Jaka historia. Jak z filmu. Masakra. Ludzie nie mają co robić, że napadają Harrego Stylesa? Widocznie nie. Wróciliśmy do apartamentu. Ja stwierdziłam, że pochodzę sobie po hotelu. Zayna bolał brzuch, został w apartamencie, a Laura jako maniaczka filmów coś tam oglądała. Ja przechadzałam się po strasznie ogromnym hotelu. Szłam korytarzem. Spojrzałam na pewne drzwi. Była na nich tabliczka z napisem „Sala treningowa”. Z jej środka dochodził dźwięk muzyki. Otworzyłam powoli drzwi. Była to sala lustrzana. Miała ogromne okna. Z nich można było zobaczyć caluteńki Bangkok. W tej sali tańczyła kilkunastoosobowa grupka osób. HIP-HOP! Znam się na tym troszkę. Tańczyłam 10 lat. Przerwałam to dla naszego biura, ale nadal czuję te klimaty i jak nikt nie widzi włączam moją wierzę stereofoniczną i daję czadu. Kocham taniec. Szczególnie hip-hop. Oni wyłączyli muzykę, spojrzeli na mnie. Z tłumu wyszedł chłopak. Gdy go zobaczyłam… Ogarnęły mnie nieprzyzwoite myśli. Coś w środku mówiło mi „Agata, nie patrz tak na niego! Masz chłopaka!” ale ja jakoś nie umiałam patrzeć inaczej. Uśmiechał się do mnie, ja do niego. Miał na sobie szare dresy, zielony bezrękawnik, fullcup i vansy.
-Hejka. Jestem Douglas. – podał mi rękę.
-Siema. Ja jestem Agatha. Wiesz co… przyjdę tu za 5 minut. – wybiegłam z sali i przycisnęłam przycisk windy.
Chwilkę później byłam już w apartamencie i przeszukiwałam moją szafę. Wyciągnęłam te ciuchy, ubrałam je, wyciągnęłam z lodówki butelkę wody i wróciłam do miejsca spotkań tancerzy. Gdy mnie zobaczyli, zaczęli klaskać i już wiedzieli, że jestem jedną z nich.
-No to jedziemy! – rzuciłam butelkę pod ścianę i podeszłam do laptopa. Zaczęłam szukać jakiejś fajnej nuty.
Znalazłam! Usłyszałam początek. Stanęłam na środku, poczułam beat. I zaczęła się moja improwizacja. Było nieziemsko. Lubię być w centrum uwagi. Wszyscy klaskali, krzyczeli, piszczeli. To jest to co kocham.
-No to mamy nową królową hip-hopu! – krzyknął Doug.
-Bez przesady. Tak ogólnie to cześć wszystkim, jestem Agatha. Mieszkam w Londynie, jestem tu na urlopie. Tańczę 10 lat, kocham to. Lubię frappuccino i wszystko co Apple. – przedstawiłam się. – Macie jakiś układ?

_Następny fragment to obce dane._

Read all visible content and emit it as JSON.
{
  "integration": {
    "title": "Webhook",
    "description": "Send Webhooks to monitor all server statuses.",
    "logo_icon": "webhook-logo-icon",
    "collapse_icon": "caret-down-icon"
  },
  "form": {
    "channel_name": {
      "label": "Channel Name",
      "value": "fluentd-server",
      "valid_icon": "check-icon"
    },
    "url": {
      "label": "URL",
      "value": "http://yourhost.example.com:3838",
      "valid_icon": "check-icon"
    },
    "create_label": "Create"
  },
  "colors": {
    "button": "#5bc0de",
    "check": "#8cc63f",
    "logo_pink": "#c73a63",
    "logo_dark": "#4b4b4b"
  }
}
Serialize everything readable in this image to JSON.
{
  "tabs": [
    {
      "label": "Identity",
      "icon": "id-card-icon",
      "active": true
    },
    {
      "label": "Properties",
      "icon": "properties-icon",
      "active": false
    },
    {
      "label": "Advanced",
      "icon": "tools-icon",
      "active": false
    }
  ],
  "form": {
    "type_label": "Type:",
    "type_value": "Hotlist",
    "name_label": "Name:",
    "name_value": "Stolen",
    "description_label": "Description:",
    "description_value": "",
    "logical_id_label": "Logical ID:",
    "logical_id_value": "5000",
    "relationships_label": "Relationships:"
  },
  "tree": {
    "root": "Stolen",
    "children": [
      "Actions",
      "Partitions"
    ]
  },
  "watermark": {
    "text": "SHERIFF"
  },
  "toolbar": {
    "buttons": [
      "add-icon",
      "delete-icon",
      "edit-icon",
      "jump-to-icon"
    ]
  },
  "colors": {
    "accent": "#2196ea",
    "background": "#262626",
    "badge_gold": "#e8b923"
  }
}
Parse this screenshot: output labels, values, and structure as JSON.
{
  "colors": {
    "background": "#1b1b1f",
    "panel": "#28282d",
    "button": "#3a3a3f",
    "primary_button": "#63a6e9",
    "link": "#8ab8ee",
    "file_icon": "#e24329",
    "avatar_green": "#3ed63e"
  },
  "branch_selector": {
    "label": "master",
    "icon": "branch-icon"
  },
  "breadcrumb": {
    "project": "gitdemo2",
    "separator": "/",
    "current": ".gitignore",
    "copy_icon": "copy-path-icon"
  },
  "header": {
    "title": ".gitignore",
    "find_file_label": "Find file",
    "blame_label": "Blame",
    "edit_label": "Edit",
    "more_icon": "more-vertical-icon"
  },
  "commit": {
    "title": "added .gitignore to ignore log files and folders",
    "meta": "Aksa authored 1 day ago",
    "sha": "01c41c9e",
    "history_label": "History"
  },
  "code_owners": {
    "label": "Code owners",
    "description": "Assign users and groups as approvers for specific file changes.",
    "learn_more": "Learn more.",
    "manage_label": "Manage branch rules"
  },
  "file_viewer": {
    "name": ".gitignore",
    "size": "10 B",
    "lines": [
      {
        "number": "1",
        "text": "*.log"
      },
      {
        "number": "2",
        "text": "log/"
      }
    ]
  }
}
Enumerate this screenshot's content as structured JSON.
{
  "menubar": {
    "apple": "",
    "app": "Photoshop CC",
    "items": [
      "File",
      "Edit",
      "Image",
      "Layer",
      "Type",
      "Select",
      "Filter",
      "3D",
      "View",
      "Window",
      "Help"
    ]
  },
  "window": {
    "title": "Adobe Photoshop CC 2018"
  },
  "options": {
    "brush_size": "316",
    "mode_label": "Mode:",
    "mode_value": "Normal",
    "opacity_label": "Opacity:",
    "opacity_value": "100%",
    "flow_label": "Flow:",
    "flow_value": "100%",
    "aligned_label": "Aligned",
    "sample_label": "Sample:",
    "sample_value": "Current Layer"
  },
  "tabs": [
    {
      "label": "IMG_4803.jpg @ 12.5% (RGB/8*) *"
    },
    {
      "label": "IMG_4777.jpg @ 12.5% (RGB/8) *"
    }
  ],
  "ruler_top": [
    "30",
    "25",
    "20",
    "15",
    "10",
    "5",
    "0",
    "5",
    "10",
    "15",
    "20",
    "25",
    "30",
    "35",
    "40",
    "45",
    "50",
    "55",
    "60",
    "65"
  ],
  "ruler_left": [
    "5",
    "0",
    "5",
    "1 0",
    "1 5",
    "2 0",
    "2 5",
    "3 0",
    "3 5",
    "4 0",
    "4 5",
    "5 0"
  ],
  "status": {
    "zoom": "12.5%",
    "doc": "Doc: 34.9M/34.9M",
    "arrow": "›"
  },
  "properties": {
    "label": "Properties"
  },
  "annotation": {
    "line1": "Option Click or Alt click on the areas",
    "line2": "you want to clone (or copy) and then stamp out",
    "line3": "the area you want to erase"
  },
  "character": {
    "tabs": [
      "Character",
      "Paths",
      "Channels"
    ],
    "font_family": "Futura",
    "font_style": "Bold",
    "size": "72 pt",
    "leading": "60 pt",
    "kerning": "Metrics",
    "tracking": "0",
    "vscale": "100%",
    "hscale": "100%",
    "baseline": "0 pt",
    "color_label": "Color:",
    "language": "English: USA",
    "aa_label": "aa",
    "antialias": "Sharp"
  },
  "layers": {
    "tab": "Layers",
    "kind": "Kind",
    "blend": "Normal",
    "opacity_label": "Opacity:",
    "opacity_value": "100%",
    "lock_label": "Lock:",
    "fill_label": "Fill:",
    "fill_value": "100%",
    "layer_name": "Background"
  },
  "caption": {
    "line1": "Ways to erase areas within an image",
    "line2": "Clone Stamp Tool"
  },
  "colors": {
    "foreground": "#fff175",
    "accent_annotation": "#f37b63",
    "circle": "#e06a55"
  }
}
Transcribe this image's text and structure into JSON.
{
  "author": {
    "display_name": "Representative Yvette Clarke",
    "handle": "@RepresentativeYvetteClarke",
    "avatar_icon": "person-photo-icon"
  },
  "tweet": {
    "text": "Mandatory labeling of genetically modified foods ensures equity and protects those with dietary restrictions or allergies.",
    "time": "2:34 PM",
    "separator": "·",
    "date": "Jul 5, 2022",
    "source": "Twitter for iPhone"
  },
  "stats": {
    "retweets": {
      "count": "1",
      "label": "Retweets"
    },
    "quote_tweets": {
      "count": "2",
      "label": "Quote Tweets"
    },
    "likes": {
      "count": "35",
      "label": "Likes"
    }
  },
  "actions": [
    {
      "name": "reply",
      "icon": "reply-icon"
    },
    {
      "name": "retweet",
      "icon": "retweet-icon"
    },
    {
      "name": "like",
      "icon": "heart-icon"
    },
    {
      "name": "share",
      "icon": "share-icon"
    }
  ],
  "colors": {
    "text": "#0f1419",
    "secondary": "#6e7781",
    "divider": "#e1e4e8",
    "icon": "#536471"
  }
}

-Jasne! Jestem Sandy. Spoko, zaraz Cię nauczymy. – rzekła szatynka i zaczęła majsterkować przy latopie.
Ustawili się i było „5… 6… 7… 8…”. Choreografia była zajebista. Nauczyłam się jej pamięciowo w jakieś 15 minut. Potem już wszystko ogarniałam. Trenowaliśmy godzinę. Wszyscy się porozchodzili i zostałam tylko ja i Douglas.
D: Zmęczona?
A: Trochę tak… Wiesz mam już 2 letnią przerwę, to mój pierwszy trening od tak długiego czasu. No może jeszcze warsztaty w Londynie.
D: Te, które były teraz w okolicach Maja?
A: No tak. A co?
D: Też na nich byłem.
A: Mieszkasz w Londynie?!
D: Tak. Może naszą rozmowę dokończymy przy jakimś pysznym koktajlu, hmm?
A: Z przyjemnością.
Haloo! Agata, co ty robisz?! Masz chłopaka! Nie zakochuj się! Muszę się ogarnąć. Douglas wcale mi się nie podoba! Tak… Tego co mam w głowie nie zniszczę, a słowa nic nie zmienią. Doug świetnie tańczy, jest mega mega mega przystojny, zabawny. Ahh… Cichoo, nic nie mówcie Zaynowi! Szliśmy chodnikiem. Odkrywaliśmy siebie. Poznawaliśmy nasze upodobania, wady, zalety. Naszym podstawowym łącznikiem był taniec. Czułam, że on kocha go tak samo jak ja. Mówiliśmy o naszych inspiracjach (w moim przypadku o Cha Chi). Przywłaszczyłam sobie jego fullcup.
D: Mam nadzieje, że mój obey do mnie wróci.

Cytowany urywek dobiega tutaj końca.